The world is changing constantly and so are the skills required by an organization’s workforce. Today, we may not know about half the skills we need by 2020 to achieve high performance or be fully employable at the workplace.
New research and constant automation has led to an increase in structure less thinking which creates cognitive dissonance. And although divergent thinking can result in some great insights, you would not want employees to complain about what skills the workforce lacks in general.
For most organizations, learning effectiveness measurements such as retention, application of learning and business impact continue to be constant imperatives.
Often, if not always, companies rush their learning and development initiatives which create lapses in planning effective learning journeys of their employees.
A prime component of a well-executed learning program is increased awareness of potential skills. It is a fundamental requirement for kickstarting an effective learning journey.
By including skills which are either not learned before or those skills to which the workforce is oblivious to, you prepare yourself for future challenges.
For example, your sales force or customer service team might require specific soft skills which they may not be aware about. Imagine a situation where a customer visits your branch office. Your employees at the branch may be oblivious to the importance of mindfulness and that may hamper their ability to greet every walk-in customer.
Lack of self-awareness or mindfulness could potentially result in a poor customer service score for that branch.
It may not be possible to be aware of every skill required completely, but companies can try various approaches for increasing skill awareness.
We have noted five easy steps that any organization can take to create awareness for new skill requirements with ease. This approach to learning could create stronger and more effective learning pathways for your employees.
Step 1: Skill awareness empowers experimentation
Curiosity and constant application of experimental learning brings up many possibilities for potential improvements. When you challenge your employees’ know-how with tests and analyze them for their knowledge needs, these skill gaps reveal themselves through the scenarios you emulate. This leads to increased awareness of the skills that your team needs.
Step 2: Case study your way to skill awareness
Case studies are a great way to get to know how different organizations have approached the problems they have faced and solved through increased awareness of skills that were needed to turn the opportunity into a positive business impact.
Step 3: Make your company’s employees culturally aware
Your company’s culture by itself can have the potential to make an employee learn faster and more efficiently. For example, if a well inducted employee is faced with a certain difficulty in handling a client, he/she can rely on the knowhow of the company’s culture to overcome this problem. Thus, through increased awareness of cultural proceedings, your employee identifies these openings and can more easily be aware of critical skills required at various instances in both his / her employee journey as well as the customer journey.
Step 4: Talk to an expert
Speak to as many domain experts you can to be more aware of recent changes in skills development and what the industry needs. Mobilize your networks to understand the necessity of new or emerging skills. In today’s age of decreasing shelf-life of skills, having a network of experts across multiple domains minimizes your chance of missing out on critical new-age skills that your workforce may require.

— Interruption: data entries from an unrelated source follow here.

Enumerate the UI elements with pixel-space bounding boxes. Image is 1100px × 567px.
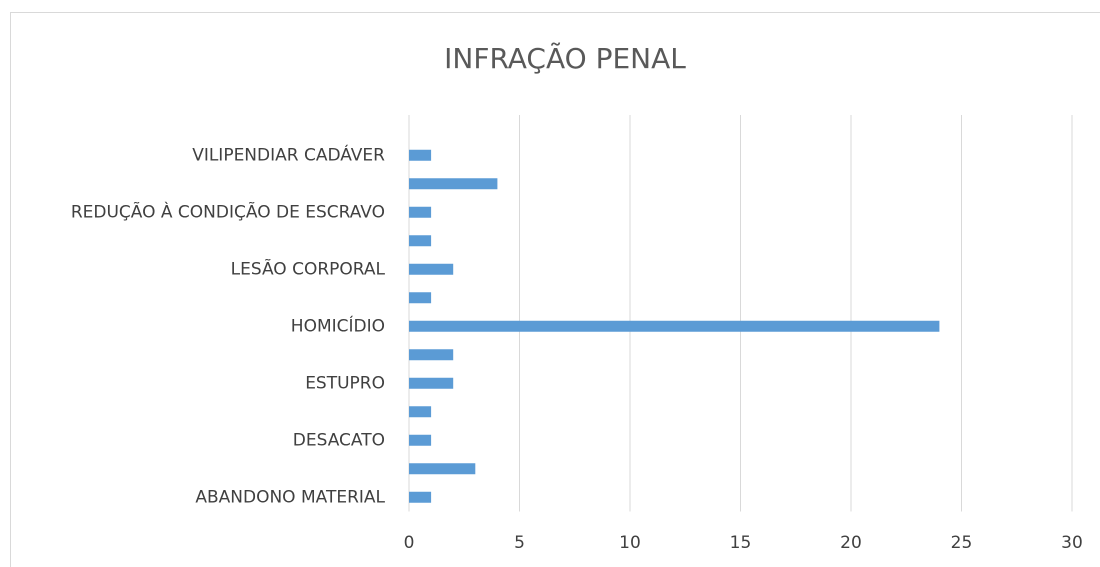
bar [409, 434, 432, 446]
bar [409, 206, 432, 218]
chart-frame [10, 12, 1100, 567]
x-tick-label: 30 [1061, 533, 1083, 553]
x-tick-label: 5 [514, 533, 525, 553]
y-tick-label: VILIPENDIAR CADÁVER [192, 143, 385, 165]
bar [409, 292, 432, 304]
bar [409, 463, 476, 475]
bar [409, 263, 454, 275]
x-tick-label: 25 [951, 533, 973, 553]
y-tick-label: ESTUPRO [305, 373, 385, 393]
x-tick-label: 15 [730, 533, 752, 553]
x-tick-label: 20 [840, 533, 862, 553]
bar [409, 235, 432, 247]
y-tick-label: LESÃO CORPORAL [231, 257, 386, 279]
bar [409, 178, 498, 190]
chart-title: INFRAÇÃO PENAL [444, 42, 686, 75]
y-tick-label: HOMICÍDIO [291, 314, 385, 336]
bar [409, 377, 454, 389]
x-tick-label: 0 [404, 533, 415, 553]
bar [409, 149, 432, 161]
y-tick-label: REDUÇÃO À CONDIÇÃO DE ESCRAVO [71, 200, 385, 222]
x-tick-label: 10 [619, 533, 641, 553]
y-tick-label: DESACATO [293, 430, 385, 450]
bar [409, 491, 432, 503]
bar [409, 320, 940, 332]
bar [409, 349, 454, 361]
y-tick-label: ABANDONO MATERIAL [195, 487, 385, 507]
bar [409, 406, 432, 418]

Step 5: Reflect as much as you can
In our day-to-day hustle and bustle, it’s easy to get carried away and lose sight of perspective. Taking a step back once in a while to reflect on the past and future lends critical perspective that can help you capture skills hitherto not in your “cognitive radar”.
Notably skill development, digital skills and new forms of learning such as microlearning, gamified learning are on everyone’s consideration list. In the ever-growing list of options, it can get quite “noisy” to identify what is required by your workforce and your organization.
The above steps can help you reduce the risk of missing out or not being aware of critical competencies that your workforce ought to possess. They can also help you weed out non-critical or unnecessary skills that may appear good to have, but ultimately not be as useful to your business as you initially perceived.